The Engine's data preparation combined with automated feature engineering embedded within model templates help you with many tasks but there are some tasks that must be handled by you prior to uploading the data to the platform. See:

Task Handled by the Engine Handled by user
Categorical columns "most frequent" imputation Yes
Categorical columns one hot encoding Yes
Numerical columns scaling Yes
Text columns "constant" imputation Yes
Text columns TF-IDF vectorizer Yes
Outliers removal Yes
Cleanup of bad target values Yes
Cleanup of duplicated values Yes
Domain knowledge enabled feature transformations Yes
Cleanup of data leakages Yes

This section shows how to build an application of problem type regression in AI & Analytics Engine using

  • Using the GUI
  • Using API access through SDK

Using the GUI

Creating an app for a dataset can be accomplished in one of two methods. Either create it from the dashboard by clicking on the "+ New App" rectangle, or, from within the project or dataset page, hover the mouse above the '+' icon in the bottom right corner of the screen and then click on the "New App" button:

First method Second method

Once any of these options are selected, the "New App" menu will appear. It requires the user to first assign an app name, the related dataset to the app and the name of the target column for that app. The type of the app (classification/regression) is automatically determined (unlike the API where it's explicitly stated) by the type of the target column.

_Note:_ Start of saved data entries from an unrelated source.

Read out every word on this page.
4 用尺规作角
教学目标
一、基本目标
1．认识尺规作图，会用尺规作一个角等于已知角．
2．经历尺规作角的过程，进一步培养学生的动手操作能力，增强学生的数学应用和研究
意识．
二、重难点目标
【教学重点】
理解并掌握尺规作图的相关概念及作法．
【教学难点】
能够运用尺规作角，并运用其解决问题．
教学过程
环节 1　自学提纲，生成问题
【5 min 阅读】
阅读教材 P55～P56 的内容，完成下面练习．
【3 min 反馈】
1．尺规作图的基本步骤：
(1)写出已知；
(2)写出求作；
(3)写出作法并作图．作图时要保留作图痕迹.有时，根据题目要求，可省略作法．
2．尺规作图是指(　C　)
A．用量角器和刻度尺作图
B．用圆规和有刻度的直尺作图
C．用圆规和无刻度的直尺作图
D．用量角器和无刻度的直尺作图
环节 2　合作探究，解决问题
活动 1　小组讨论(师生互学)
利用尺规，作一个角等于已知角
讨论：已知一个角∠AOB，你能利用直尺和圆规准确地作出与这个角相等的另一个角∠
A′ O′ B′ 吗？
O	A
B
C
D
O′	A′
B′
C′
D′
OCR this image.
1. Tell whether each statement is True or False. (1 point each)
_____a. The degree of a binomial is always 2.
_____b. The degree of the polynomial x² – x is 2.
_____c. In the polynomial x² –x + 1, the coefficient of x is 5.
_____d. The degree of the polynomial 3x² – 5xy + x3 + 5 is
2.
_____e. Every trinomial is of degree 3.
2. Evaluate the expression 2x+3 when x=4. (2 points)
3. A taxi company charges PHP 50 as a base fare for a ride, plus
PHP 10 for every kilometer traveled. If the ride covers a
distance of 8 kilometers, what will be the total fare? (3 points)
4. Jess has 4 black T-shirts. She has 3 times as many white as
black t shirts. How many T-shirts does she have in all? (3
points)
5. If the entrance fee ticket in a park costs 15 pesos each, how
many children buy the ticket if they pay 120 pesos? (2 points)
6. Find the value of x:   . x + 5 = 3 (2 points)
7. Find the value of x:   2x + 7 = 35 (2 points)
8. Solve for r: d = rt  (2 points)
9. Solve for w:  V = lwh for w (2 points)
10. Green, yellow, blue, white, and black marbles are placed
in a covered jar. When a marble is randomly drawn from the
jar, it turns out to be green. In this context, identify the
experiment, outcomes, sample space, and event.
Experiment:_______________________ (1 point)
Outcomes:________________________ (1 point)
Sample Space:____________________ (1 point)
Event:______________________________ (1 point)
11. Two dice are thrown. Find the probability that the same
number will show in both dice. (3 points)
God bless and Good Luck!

In the second step, the app can be created with the default configuration, which means an 80/20 train/test split or with an advanced configuration that allows the user to change the train/test split size. In the advanced configuration, a value of 90 represents a 90:10 train/test split.

Step 1 Step 2

Once finished, the app is created and the app ID can be found in the browser's address bar.

Using API access through SDK

To access the API functions, you must first authenticate into the platform by

from aiaengine import api

client = api.Client()

Importing app

Next you need to import app in order to call functions involved in this module.

from aiaengine.api import app

Creating an app for a dataset

Now you can add a new app by specifying the required parameter values as follows.

create_app_response = client.apps.CreateApp(
    app.CreateAppRequest(
        name='App Name',
        description='What is this app about',
        dataset_id='id_of_dataset_app_is_created_for',
        problem_type='regression',
        target_columns=['target_column'],
        extra_columns={},
        training_data_proportion=0.8
    )
)

Similar to the process of building a classification task, you need the name, and description and the dataset id to build an application for regression. Here you also need to specify the problem type -- 'regression' for this task, and a single target column ('target_column'in the above example). For a regression task, you can keep extra_columns (only used in a forecasting task) as an empty dictionary {}. At last, you can set up a ratio of train-test split using training_data_proportion which indicates the proportion of data used for training over the whole dataset.

app_id = create_app_response.id

Once created, an application is assigned with a unique id, which is frequently used in the related functions.